The doors are also appropriately insulated in order to maintain the
desired low temperature of the interior of the chamber.
If desired, a circulating means may be provided for the interior of the
chamber shown as fan 26 for purposes of circulating the cooled atmosphere
within the chamber to assist in uniform cooling. The refrigerating means
should be capable of reducing the interior of chamber 12 to a temperature
sufficiently low to effect freezing of the flashing membrane so that it
will be removed during the operation. The desirable deflashing temperature
depends on the particular elastomer being treated. A preferred temperature
range is from about -32.degree. to -180.degree. F., most preferably, about
-32.degree. to about -150.degree. F. Moreover, the refrigerating mechanism
desirably possesses control means, conventional in the art, so as to be
able to maintain the temperature within .+-.10.degree. F. of the desired
temperature for a given deflashing operation. Thus, depending upon the
particular elastomeric material being deflashed, a temperature within the
above-specified range with the variation of .+-.10.degree. F. would
normally be used. One of the distinct advantages of the present system
utilizing conventional refrigeration means is the improved temperature
control that can be attained, as compared to, for example, liquid nitrogen
systems.
Mounted in the interior of chamber 12 is a tumbling barrel 28. The tumbling
barrel shown is hexagonal in shape, although other conventional shapes may
be used. Typically, such a tumbling barrel may have a length of
approximately 30 inches with each side being approximately 14 inches wide.

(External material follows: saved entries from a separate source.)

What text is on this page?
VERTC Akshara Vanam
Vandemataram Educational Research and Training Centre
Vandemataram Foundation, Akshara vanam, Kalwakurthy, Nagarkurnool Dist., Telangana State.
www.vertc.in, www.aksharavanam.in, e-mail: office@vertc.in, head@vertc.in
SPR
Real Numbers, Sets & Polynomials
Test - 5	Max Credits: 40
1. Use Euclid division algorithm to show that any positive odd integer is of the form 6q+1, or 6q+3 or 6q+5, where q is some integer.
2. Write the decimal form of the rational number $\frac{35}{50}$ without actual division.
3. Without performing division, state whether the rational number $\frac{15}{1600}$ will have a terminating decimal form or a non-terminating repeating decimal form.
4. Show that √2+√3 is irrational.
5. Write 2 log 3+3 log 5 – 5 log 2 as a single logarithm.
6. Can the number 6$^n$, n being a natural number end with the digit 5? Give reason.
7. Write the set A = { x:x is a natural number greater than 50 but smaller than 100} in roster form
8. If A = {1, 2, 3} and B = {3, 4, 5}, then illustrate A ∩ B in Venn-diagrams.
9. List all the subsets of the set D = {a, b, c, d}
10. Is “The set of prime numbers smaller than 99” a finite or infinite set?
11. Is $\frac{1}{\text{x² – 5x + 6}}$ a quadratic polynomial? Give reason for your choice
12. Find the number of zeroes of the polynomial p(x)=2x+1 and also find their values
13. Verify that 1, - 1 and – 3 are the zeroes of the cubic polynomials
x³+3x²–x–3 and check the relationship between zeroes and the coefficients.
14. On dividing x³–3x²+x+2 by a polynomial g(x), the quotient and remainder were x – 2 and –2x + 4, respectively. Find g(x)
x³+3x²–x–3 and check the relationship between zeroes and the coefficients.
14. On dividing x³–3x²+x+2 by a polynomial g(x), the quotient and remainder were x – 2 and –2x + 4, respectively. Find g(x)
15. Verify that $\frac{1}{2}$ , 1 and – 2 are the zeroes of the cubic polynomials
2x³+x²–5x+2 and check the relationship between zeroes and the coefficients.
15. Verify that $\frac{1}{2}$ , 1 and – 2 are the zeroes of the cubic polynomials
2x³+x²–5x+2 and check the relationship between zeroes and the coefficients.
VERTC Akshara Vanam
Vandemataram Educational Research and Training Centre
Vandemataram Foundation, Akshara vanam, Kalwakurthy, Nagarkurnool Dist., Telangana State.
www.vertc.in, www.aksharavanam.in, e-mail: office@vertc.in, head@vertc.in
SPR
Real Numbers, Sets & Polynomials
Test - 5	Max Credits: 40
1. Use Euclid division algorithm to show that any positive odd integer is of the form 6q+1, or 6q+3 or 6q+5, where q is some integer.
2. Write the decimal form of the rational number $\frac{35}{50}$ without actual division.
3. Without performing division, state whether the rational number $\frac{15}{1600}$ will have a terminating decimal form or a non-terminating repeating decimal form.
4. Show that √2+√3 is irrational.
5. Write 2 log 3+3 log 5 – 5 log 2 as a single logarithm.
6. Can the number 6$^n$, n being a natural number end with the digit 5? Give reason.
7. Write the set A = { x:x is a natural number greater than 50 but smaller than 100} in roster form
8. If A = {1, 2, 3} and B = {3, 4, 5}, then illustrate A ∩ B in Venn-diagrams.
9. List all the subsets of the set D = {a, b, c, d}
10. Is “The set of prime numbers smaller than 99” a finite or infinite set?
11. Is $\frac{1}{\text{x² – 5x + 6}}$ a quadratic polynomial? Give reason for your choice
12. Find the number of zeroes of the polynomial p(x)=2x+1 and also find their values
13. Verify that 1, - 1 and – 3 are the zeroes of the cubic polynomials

Of course, larger or smaller tumbling barrels may be utilized depending
upon the amount of elastomeric elements to be treated as well as the
amount of deflashing media to be used. One of the sides 30 of barrel 28
constitutes a door with hinges (not shown) to provide access to the
interior of barrel 28. This side may be opened for introducing elastomeric
components and media to the interior of barrel 28 and then secured in the
shut position for the tumbling operation.
Barrel 28 has extending therefrom a shaft 32 which is securely mounted to
the side of barrel 28 via bolted plate 34. Shaft 32 is attached to the
barrel at its axis of rotation and extends therefrom through circular
aperture 36 in the side wall of refrigerating chamber 12. Shaft 32 and
aperture 36 are in an isulatingly sealed relationship to avoid
interference with the maintenance of the decreased temperature within
chamber 12. Also, however, shaft 32 is able to rotate in aperture 36.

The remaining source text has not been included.